Des consommateurs éclairés


Les adolescents européens sont très matérialistes. Ils veulent un bon travail, bien payé parce que l'argent représente la liberté de faire ce qu'ils veulent. Côté consommation, ils veulent ce qu'il y a de mieux, loisirs, voyages, vêtements, voitures... Les 14-19 ans sont des consommateurs avertis qui savent bien décoder les messages. Ils accordent une forte valeur aux marques, à condition qu'elles soient légitimes. Pour eux, la marque est avant tout un signe qui communique un style, une personnalité. Ils aiment la publicité même s'ils sont très critiques. Mais ce ne sont pas des consommateurs loyaux : ils choisissent sur les linéaires en fonction de leurs envies et de leurs goûts. Ils ne sont pas esclaves des marques.

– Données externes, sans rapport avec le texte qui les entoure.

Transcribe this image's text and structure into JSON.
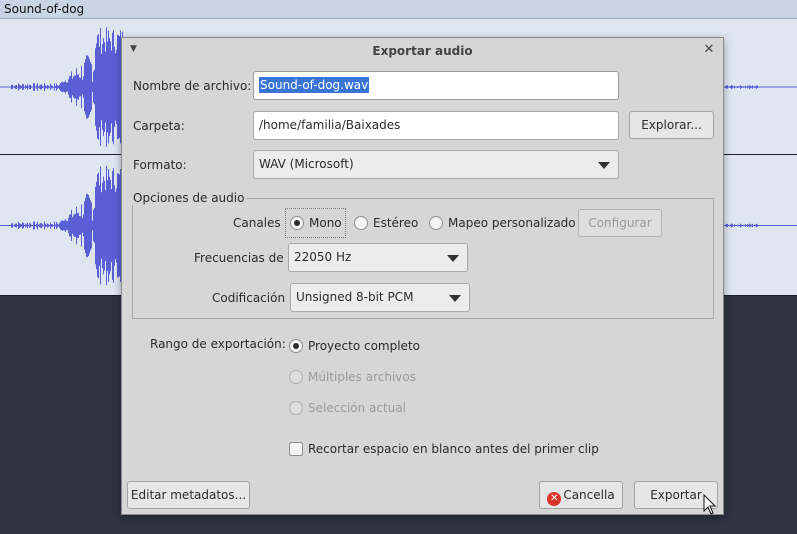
{
  "track": {
    "name": "Sound-of-dog"
  },
  "dialog": {
    "title": "Exportar audio",
    "filename_label": "Nombre de archivo:",
    "filename_value": "Sound-of-dog.wav",
    "folder_label": "Carpeta:",
    "folder_value": "/home/familia/Baixades",
    "browse_label": "Explorar...",
    "format_label": "Formato:",
    "format_value": "WAV (Microsoft)",
    "audio_options": {
      "legend": "Opciones de audio",
      "channels_label": "Canales",
      "channel_options": [
        "Mono",
        "Estéreo",
        "Mapeo personalizado"
      ],
      "channel_selected": "Mono",
      "configure_label": "Configurar",
      "frequency_label": "Frecuencias de",
      "frequency_value": "22050 Hz",
      "encoding_label": "Codificación",
      "encoding_value": "Unsigned 8-bit PCM"
    },
    "export_range": {
      "label": "Rango de exportación:",
      "options": [
        "Proyecto completo",
        "Múltiples archivos",
        "Selección actual"
      ],
      "selected": "Proyecto completo"
    },
    "trim_label": "Recortar espacio en blanco antes del primer clip",
    "trim_checked": false,
    "edit_metadata_label": "Editar metadatos...",
    "cancel_label": "Cancella",
    "export_label": "Exportar"
  },
  "colors": {
    "waveform": "#5a5fd6",
    "track_bg": "#dfe6f2",
    "below_track_bg": "#2f3342",
    "dialog_bg": "#d6d6d6",
    "selection": "#3875d7",
    "cancel_icon": "#d9352b"
  },
  "icons": {
    "window_menu": "chevron-down-icon",
    "close": "close-icon",
    "cancel": "cancel-circle-icon",
    "dropdown": "dropdown-arrow-icon",
    "pointer": "mouse-pointer-icon"
  }
}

Offrir une communication adaptée


Quelles implications marketing peut-on déduire de ces premiers résultats ? « Ces jeunes passent leur temps à gérer de l'insatisfaction, constate Helen Zeitoun, directrice des Etudes ad-hoc France. Ils sont passés maîtres dans l'art du bouche à oreille. » Pour les hommes de marketing, il s'agit donc de travailler davantage à la connaissance de cette insatisfaction et d'y répondre par une offre de communication adaptée. « La sensibilité à l'insatisfaction et à son degré amène à être beaucoup plus discriminant », estime Helen Zeitoun. Autre paramètre : l'importance des styles de vie. Pour eux, qui dit styles de vie dit communication. « Tout doit avoir un sens. Plus les hommes de marketing auront le souci d'adapter la communication aux évolutions de valeurs, mieux ce sera. » Les jeunes attendent des marques un discours vrai, sans jeunisme, de l'authenticité. Il est donc important de travailler non seulement sur l'opinion qu'ils ont d'une marque, d'une communication, mais aussi sur l'idée qu'ils se font de l'opinion des autres. * Danemark, Norvège, Suède, Finlande, GB, Allemagne, France, Italie, Pays-Bas, Autriche, Suisse, Russie, Pologne, République tchèque, Hongrie.